While none of us can provide absolute certainty, reassurance and simplicity are key for these kinds of questions. Sariel Ende-Alonzo, a mother of three and teacher in Burke, Virginia, suggests gathering information from your child to ascertain what he or she is really asking. Questions about death may simply be a child’s way of needing reassurance that she will be taken care of and loved no matter what.
Dr. Parie Faridnia, a clinical psychologist in private practice, says that children under eight rarely grasp that death is permanent. She suggests making observations about their interest and then asking questions to clarify. For instance, you could say, “You’re really curious about this. What do you think happens after we die?”
Though it will of course vary based on a child’s developmental stage, parents can help children start to contemplate the big questions and develop their own opinions. Faridnia says that a simple answer can frequently satisfy a younger child. But for those whose curiosity isn’t sated, offering different perspectives and beliefs about death — just as you might about God or divinity — gives children a window on the vast diversity of human thought on the subject.
Kids whose parents are divorced, or in the process of divorce, may have questions about why. Saunders says that, even when the two parties are furious in private, children will weather divorce better if parents can amicably communicate the situation. “Explain the truth to the closest of your ability without vilifying either party,” Saunders said.
For very young children, that doesn’t require much detail. Saunders suggests something like, “There are lots of different kinds of love, and the love mom and dad share has changed. But our love for you will never change."
With older children, find more mature words to communicate the same essential message.

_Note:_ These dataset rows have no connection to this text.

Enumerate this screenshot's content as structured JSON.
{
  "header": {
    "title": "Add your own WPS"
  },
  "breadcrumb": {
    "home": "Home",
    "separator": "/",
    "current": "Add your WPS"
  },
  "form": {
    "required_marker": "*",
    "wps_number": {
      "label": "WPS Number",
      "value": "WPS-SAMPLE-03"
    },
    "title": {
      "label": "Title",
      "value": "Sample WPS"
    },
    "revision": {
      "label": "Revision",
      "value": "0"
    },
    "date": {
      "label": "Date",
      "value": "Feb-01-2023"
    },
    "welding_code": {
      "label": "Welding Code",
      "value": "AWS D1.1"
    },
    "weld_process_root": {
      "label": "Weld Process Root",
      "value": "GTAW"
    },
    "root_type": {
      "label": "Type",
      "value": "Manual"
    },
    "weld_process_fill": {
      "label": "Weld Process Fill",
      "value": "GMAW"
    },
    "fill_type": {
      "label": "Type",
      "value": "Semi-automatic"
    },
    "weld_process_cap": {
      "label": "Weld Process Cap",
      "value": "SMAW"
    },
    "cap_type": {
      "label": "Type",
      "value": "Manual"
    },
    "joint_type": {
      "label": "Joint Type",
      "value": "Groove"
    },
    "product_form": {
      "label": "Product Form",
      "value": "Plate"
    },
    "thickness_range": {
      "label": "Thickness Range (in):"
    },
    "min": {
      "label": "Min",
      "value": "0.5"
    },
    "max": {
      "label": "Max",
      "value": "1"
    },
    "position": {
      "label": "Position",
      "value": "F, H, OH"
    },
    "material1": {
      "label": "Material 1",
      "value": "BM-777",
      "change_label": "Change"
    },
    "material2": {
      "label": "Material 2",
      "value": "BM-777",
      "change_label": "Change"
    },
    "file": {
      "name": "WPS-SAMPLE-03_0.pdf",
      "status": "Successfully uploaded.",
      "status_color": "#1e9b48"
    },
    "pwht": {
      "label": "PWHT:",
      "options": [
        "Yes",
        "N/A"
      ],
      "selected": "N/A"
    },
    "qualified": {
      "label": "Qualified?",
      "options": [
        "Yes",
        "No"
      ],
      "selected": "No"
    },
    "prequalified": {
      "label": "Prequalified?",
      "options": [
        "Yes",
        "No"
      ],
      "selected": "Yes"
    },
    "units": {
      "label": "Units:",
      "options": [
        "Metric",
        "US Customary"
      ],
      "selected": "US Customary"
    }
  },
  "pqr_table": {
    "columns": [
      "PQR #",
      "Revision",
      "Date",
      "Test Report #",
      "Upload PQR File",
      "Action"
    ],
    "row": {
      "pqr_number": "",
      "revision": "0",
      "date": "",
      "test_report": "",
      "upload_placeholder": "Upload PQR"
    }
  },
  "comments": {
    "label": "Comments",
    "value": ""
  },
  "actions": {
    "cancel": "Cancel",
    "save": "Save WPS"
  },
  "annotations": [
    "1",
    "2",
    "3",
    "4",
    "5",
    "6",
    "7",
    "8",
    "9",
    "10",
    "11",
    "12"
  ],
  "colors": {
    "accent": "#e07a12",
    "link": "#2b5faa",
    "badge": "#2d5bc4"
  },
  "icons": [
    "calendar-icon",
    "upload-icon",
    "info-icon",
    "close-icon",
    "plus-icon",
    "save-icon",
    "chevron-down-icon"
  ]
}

Let Me Get Back to You on That…
If you’re standing in line at the grocery store and your preschooler loudly notes, “that person looks like a mommy but talks like a daddy,” you might feel flustered or embarrassed thinking about how the seven strangers behind you will judge your response while your favorite ice cream melts on the conveyor belt. In tough, tense or too-busy situations, it’s perfectly alright to say, “Let’s talk about that at home,” as long as you do eventually address the question.
I fielded a question about gender identity with my 6-year-old recently, and my answer fell somewhere along the lines of, “Some people feel, in their minds and hearts, that they should be a girl even when they’re born as a boy, or the other way around. And they might choose to change their bodies, or the way they dress, in order to fit what feels most right to them. It’s OK for people to do that because it’s important to feel comfortable and happy with yourself.”
Simple, but — for that moment, at least — effective.
Open Communication Is Key
Many times, younger kids will ask difficult questions that may reflect the only way they know how to express certain concerns, such as “am I safe?” and “do we have enough?” Most experts stress that reassurance and open communication are both key here.
You want your kids to trust you to provide reliable information, and that’s one great reason to avoid lying or obscuring the truth. As children mature, they can start to mistrust adults’ credibility or access to good information if their parents don’t provide those things. This can lead to adolescents and teens relying on other sources of info — like peers and the internet — which can both be problematic.
Perhaps the most important thing to keep in mind when dealing with tough questions is that you’re human and don’t have to have all the answers. Parenting is an ongoing process — a continual conversation — and we have many, many opportunities to teach our kids what they need to know.